Ton histoire est d'une banalité affligeante. Mais elle reste ton histoire, ton ciment. Tu as bâtis ta vie autour d'elle, suivant le rythme et le scénario imposé. Trame manquant souvent de douceur et dont le premier rôle t'épuisait jour après jour. Jusqu'à ce que tu t'empares de la plume, pour tracer de nouvelles lignes et pour profiler un épilogue selon tes goûts. Oh non ; personne ne te jettera la pierre en t'accusant d’égoïste ou de capricieuse. Personne n'en a le droit. Cette prise de pouvoir est légitime ; tu en as suffisamment bavé par le passé.
Enfant née un jour banal ; dans une famille banale. Tes parents n'étaient pas milliardaires, encore moins dirigeants d'une firme multinationale. Ils n'étaient pas pauvres non plus, ni drogués, alcooliques ou violents, mais simplement traductrice et langue-de-plomb. Tu avais un foyer calme et chaleureux ; là où l'amour des tiens faisait ton bonheur à l'époque où, naïve, tu n'avais que faire de la cruauté du monde. C'était peut-être ça le problème ; couvée sans pour autant être gâtée, tu n'as pas vu le temps s'écouler ni les choses changer. Enfermée dans ta bulle sans aucune perception d'avenir, persuadée de rester pour toujours aux crochets de tes parents bien trop aimants.
Ils t'aimaient comme tu étais.
Et ça te suffisait.
Mais, les enfants ont la réputation d'être cruels. Et les moqueries n'étaient là que le commencement d'un calvaire à perpétuité.
École primaire puis collège. Tu te revois comme celle que l'on regardait en biais avec un sourire dédaigneux. Celle qui faisait l'objet de paries et qui n'y voyait que du feu. Celle qui trouvait toujours une excuse pour sécher les cours physique et qui ensuite, y ressentait de la culpabilité. Tu te revois comme la fille mal dans sa peau, bloquée dans un corps infâme, imparfait. Celle cachant une part d'ombre, un tempérament insoupçonné mais qui, toujours, se taisait. Par manque de confiance. Et par peur.

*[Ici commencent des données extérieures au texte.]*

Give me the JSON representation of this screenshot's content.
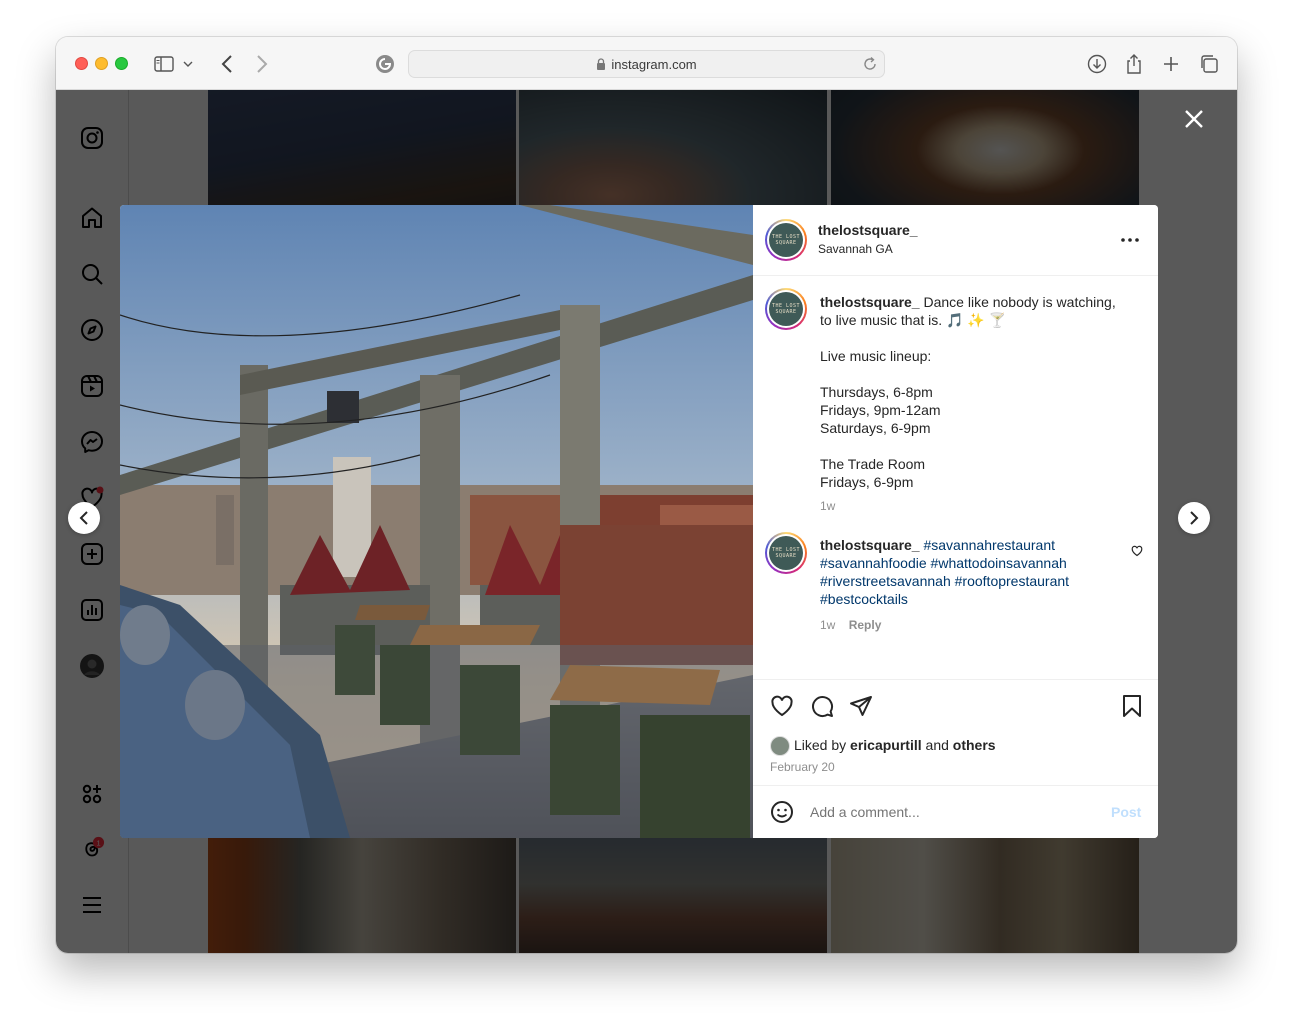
{
  "browser": {
    "url": "instagram.com"
  },
  "sidebar": {
    "items": [
      {
        "icon": "instagram-logo-icon"
      },
      {
        "icon": "home-icon"
      },
      {
        "icon": "search-icon"
      },
      {
        "icon": "explore-icon"
      },
      {
        "icon": "reels-icon"
      },
      {
        "icon": "messenger-icon"
      },
      {
        "icon": "heart-notifications-icon"
      },
      {
        "icon": "create-icon"
      },
      {
        "icon": "dashboard-icon"
      },
      {
        "icon": "profile-avatar"
      },
      {
        "icon": "also-from-meta-icon"
      },
      {
        "icon": "threads-icon",
        "badge": "1"
      },
      {
        "icon": "menu-icon"
      }
    ]
  },
  "post": {
    "username": "thelostsquare_",
    "location": "Savannah GA",
    "avatar_text": "THE LOST SQUARE",
    "caption_lines": [
      "Dance like nobody is watching,",
      "to live music that is. 🎵 ✨ 🍸",
      "",
      "Live music lineup:",
      "",
      "Thursdays, 6-8pm",
      "Fridays, 9pm-12am",
      "Saturdays, 6-9pm",
      "",
      "The Trade Room",
      "Fridays, 6-9pm"
    ],
    "caption_time": "1w",
    "comment": {
      "username": "thelostsquare_",
      "hashtags": [
        "#savannahrestaurant",
        "#savannahfoodie",
        "#whattodoinsavannah",
        "#riverstreetsavannah",
        "#rooftoprestaurant",
        "#bestcocktails"
      ],
      "time": "1w",
      "reply_label": "Reply"
    },
    "likes": {
      "prefix": "Liked by",
      "user": "ericapurtill",
      "joiner": "and",
      "others": "others"
    },
    "date": "February 20",
    "comment_placeholder": "Add a comment...",
    "post_label": "Post"
  },
  "colors": {
    "accent_link": "#00376b",
    "post_button_disabled": "#c0dffd",
    "notification_red": "#ff3040"
  }
}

Qu'on se détrompe, tu n'étais pas seule. Car chaque année, il y avait toujours une nouvelle recrue imparfaite, proie des autres élèves, avec qui il t'était facile de te lier. Tu n'avais rien de la gamine renfermée sur elle-même, agressant le premier venu. Non. Tu étais chaleureuse et accueillante. Bonne vivante, tu avais le rire facile. Espiègle, maladroite, autant de cartes qui t'octroyaient le droit d'être jugée d'attachante. Tu préférais avoir l’étiquette de la fille « gentille » collée à ton front ; pas celle de la fille « grosse » qui sourit avec un double menton. Tu pensais qu’ainsi on te laisserait tranquille, et que tu pourrais vivre ta vie palpitante sans heurts. Oui mais… la gentillesse est une faiblesse, tu l’as appris à tes dépends.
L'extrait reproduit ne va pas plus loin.